- Zelwa Location within Poland
- Coordinates: 54°2′N 23°27′E﻿ / ﻿54.033°N 23.450°E
- Country: Poland
- Voivodeship: Podlaskie
- County: Sejny
- Gmina: Giby
- Population (2021): 176
- Postal code: 16-506
- SIMC: 0757810
- Car plates: BSE

= Zelwa, Sejny County =

Zelwa , is a village in the administrative district of Gmina Giby, within Sejny County, Podlaskie Voivodeship, in north-eastern Poland, close to the borders with Belarus and Lithuania.

== Geography ==
The village of Zelwa lies between the river Marycha and the shore of Lake Zelwa.

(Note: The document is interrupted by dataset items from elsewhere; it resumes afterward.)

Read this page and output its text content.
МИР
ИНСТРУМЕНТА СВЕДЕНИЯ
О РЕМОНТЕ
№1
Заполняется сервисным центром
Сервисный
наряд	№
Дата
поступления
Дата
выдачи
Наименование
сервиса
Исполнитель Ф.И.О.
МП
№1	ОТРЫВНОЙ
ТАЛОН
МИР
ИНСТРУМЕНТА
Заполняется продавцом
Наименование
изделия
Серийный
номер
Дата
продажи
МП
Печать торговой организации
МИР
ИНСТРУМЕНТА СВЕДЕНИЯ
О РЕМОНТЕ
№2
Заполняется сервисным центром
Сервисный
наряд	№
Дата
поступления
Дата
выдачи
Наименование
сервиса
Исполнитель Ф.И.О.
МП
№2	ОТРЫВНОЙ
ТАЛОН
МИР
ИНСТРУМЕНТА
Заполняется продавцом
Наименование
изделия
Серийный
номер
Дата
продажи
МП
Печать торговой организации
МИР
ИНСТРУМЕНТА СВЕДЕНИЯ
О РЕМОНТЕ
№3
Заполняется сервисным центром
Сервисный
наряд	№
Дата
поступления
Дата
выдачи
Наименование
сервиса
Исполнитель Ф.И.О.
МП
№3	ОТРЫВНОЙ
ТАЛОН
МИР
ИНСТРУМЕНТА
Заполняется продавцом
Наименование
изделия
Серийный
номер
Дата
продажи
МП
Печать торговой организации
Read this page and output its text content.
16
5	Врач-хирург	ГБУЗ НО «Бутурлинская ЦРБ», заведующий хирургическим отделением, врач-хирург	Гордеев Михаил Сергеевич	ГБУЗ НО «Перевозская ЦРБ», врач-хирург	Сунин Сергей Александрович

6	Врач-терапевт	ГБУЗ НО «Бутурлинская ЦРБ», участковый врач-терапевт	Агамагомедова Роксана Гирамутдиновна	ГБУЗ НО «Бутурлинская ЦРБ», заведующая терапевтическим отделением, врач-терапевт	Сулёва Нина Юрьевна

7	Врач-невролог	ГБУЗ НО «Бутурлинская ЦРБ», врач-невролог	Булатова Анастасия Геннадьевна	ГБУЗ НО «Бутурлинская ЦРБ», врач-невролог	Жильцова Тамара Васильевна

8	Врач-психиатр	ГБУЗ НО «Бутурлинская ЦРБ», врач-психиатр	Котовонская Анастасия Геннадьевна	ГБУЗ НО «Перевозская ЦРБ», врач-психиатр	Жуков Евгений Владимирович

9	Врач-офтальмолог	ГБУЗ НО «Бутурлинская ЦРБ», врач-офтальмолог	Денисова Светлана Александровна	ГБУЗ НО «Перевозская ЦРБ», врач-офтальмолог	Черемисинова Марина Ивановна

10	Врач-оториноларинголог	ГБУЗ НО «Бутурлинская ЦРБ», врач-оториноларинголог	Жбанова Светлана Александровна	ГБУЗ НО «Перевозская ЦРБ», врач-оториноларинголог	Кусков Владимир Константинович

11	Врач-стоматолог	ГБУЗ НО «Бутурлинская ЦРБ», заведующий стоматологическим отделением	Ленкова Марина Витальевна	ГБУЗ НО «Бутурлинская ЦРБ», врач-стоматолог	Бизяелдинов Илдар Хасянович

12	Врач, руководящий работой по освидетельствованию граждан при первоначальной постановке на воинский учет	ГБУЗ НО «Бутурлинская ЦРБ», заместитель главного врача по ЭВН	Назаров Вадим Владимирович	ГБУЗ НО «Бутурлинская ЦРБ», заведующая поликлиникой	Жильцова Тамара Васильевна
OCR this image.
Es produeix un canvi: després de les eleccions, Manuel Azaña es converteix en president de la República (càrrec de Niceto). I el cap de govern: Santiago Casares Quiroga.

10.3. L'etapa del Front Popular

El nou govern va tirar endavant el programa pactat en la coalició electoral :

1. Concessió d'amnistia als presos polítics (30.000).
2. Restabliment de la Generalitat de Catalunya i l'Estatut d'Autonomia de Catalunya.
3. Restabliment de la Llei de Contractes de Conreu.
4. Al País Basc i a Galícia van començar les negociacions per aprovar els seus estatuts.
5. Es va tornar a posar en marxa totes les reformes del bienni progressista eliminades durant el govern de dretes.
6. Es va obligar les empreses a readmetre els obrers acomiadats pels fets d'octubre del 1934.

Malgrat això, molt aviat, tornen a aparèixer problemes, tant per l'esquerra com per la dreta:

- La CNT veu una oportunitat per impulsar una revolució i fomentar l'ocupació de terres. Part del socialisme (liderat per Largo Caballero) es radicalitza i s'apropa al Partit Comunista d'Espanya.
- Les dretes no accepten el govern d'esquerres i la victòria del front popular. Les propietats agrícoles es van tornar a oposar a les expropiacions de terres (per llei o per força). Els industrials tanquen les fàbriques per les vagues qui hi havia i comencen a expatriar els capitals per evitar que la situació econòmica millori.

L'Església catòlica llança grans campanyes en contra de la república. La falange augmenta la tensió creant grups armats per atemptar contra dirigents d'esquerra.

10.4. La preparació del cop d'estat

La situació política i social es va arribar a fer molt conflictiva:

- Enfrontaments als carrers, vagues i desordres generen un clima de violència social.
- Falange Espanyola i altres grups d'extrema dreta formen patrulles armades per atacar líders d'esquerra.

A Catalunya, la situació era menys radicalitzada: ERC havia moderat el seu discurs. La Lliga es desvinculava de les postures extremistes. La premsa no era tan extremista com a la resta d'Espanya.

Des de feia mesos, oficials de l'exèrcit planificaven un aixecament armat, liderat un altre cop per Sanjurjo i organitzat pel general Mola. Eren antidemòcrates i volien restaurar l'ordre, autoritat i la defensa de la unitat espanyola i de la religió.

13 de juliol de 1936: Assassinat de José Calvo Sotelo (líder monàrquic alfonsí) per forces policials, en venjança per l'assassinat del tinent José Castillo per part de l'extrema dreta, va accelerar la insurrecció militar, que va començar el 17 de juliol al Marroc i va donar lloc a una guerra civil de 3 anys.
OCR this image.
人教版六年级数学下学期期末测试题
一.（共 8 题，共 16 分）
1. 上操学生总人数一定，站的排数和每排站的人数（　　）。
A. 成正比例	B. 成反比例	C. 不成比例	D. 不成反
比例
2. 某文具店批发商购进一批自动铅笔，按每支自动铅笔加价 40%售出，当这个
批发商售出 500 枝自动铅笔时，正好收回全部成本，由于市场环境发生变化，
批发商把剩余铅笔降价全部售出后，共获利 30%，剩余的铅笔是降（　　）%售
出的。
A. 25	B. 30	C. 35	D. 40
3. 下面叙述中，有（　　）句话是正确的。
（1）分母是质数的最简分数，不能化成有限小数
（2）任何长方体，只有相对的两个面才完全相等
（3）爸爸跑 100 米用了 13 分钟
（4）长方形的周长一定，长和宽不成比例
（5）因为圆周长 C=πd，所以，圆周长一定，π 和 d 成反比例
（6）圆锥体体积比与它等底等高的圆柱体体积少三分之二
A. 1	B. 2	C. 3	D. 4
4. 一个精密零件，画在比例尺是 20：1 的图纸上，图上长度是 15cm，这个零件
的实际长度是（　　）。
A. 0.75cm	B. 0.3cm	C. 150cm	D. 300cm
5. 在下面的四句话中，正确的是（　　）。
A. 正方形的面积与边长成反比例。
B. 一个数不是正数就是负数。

On the opposite side of the river Marycha, one can find a small settlement called Kiecie - now incorporated into the village of Zelwa.

== History ==
In 1827 it was recorded that the population of the village was numbered at 111 inhabitants and 14 homes, in 1895 it was recorded that the population was 203 inhabitants and 23 homes.

== Tourist attractions ==
- There is a small ethnographic museum in the village, including an open-air museum established by a local. Visitors are offered demonstrations of rural activities such as spinning, weaving, cordage making, net tying, wood and iron processing, flax processing, bread baking and others
- In the village there is the Recreation Centre ‘Zelwa’ and several agro-tourism farms, which offer accommodation and catering to visitors.